Wednesday, January 28, 2009

Like A New Creation

When I awoke this morning it was snowing. Just enough had fallen to cover everything with a nice soft layer of white.

I’m always excited to see the snow. Though I dislike driving in it--largely due to my fellow drivers who don’t seem to think slick streets suggest caution--I love looking at it. Its brilliant sparkle seems to give the drab, grey winter landscape luminescence. Bare trees glisten. Dead grass disappears. The leaves that have fallen since the last raking have their summoning voices silenced. At the early hour when I first looked out, not even tire tracks marred the black of the roadway. It was as if all of creation had been rendered a beautiful new creation.

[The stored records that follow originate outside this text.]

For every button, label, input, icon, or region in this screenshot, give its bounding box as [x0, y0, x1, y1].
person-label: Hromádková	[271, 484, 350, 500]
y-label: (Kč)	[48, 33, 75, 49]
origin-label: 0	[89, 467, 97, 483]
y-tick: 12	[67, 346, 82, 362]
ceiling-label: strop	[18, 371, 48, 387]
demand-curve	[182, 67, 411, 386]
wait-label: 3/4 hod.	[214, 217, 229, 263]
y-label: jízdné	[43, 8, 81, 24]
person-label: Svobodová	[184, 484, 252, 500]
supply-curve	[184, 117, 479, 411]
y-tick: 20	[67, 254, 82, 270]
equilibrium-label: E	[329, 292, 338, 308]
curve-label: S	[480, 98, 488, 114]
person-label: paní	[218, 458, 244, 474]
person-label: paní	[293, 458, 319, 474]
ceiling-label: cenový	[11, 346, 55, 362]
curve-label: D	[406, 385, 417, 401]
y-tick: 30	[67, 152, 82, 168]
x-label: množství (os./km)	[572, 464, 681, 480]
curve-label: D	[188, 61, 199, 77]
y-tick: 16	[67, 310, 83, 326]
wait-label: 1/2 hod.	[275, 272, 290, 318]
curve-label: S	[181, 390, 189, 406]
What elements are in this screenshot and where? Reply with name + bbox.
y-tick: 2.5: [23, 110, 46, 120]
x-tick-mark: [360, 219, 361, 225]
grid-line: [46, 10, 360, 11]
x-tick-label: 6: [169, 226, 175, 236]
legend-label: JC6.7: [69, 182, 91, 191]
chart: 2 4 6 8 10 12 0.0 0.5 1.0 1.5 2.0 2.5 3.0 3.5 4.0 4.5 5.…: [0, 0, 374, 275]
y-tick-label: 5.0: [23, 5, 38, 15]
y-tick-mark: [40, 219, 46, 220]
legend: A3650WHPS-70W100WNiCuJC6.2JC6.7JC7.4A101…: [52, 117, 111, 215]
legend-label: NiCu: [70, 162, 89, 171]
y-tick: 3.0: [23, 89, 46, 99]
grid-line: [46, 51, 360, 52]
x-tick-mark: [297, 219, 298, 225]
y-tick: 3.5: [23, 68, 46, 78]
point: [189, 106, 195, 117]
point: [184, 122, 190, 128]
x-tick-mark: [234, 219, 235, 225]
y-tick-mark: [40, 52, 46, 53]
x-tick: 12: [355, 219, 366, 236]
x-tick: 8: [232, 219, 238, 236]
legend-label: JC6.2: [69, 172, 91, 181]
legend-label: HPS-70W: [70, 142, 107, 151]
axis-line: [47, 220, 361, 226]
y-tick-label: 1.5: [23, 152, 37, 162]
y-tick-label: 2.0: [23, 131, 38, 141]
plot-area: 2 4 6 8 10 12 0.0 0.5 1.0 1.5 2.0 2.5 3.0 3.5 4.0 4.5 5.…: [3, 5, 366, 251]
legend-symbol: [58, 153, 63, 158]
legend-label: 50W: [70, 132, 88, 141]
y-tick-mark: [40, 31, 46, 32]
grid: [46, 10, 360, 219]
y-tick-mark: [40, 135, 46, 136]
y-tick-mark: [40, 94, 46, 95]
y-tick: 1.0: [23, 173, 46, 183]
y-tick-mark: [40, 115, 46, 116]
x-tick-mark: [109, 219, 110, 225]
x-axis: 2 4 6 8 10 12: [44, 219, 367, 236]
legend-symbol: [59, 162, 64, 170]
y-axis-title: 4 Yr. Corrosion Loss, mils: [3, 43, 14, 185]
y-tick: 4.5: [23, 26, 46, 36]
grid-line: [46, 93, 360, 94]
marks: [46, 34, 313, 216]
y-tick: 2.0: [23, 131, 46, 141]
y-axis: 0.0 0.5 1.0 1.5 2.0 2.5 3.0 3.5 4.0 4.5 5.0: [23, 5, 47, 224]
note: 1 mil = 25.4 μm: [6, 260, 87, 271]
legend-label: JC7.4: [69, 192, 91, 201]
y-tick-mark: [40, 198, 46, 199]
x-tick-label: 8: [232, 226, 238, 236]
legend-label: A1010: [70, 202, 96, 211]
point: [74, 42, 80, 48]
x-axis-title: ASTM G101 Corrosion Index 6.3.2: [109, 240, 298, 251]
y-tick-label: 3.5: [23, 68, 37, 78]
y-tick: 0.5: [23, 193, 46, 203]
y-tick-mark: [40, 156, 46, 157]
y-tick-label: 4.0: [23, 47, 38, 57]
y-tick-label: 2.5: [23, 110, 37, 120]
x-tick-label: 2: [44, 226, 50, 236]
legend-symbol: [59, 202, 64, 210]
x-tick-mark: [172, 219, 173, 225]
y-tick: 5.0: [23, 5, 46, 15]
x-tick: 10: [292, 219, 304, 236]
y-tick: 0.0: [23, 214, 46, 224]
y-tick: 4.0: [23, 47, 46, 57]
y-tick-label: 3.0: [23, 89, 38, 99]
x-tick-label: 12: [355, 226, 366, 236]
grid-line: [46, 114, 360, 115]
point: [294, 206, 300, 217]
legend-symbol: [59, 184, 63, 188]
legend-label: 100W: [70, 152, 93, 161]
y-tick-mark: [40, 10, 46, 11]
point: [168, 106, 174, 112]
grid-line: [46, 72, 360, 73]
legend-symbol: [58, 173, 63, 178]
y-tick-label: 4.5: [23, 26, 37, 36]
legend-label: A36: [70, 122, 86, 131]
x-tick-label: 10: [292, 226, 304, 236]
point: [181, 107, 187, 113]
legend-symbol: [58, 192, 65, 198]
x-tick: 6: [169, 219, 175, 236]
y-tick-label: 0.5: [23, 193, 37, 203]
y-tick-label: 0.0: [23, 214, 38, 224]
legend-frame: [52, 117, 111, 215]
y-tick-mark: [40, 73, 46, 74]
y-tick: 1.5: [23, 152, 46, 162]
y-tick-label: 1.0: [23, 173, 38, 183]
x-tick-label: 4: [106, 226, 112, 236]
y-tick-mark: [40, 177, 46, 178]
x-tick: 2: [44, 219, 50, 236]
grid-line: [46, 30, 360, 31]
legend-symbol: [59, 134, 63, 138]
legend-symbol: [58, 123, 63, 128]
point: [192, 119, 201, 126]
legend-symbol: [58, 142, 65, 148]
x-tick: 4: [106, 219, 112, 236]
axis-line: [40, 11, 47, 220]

Those who witnessed Jesus driving out the demon of the man in the synagogue (Mark 1: 21-28) were seeing a new creation too. “They were all amazed, and they kept on asking one another, ‘What is this? A new teaching-- with authority! He commands even the unclean spirits, and they obey him.’" With authority! They weren’t used to that. This Jesus was something new and different—a force with which to be reckoned.

Two thousand years later, we aren’t much impressed. Jesus’ work and teaching, they’re old hat to us. No amazement. Too bad for us.

It’s not a terminal condition. We could, you know, listen to his words when they are read to us or when we read them and pretend we’d never heard them before. We could let our imagination go and see how we’d act if it really were a new teaching. When we head in the Eucharistic prayer the mighty works of God on our behalf, we could really listen for a change. When the recital of Jesus’ saving work is intoned, we could imagine we’d never heard such a thing before.

And if we did these things, what might happen? I’ll let you consider that for yourself.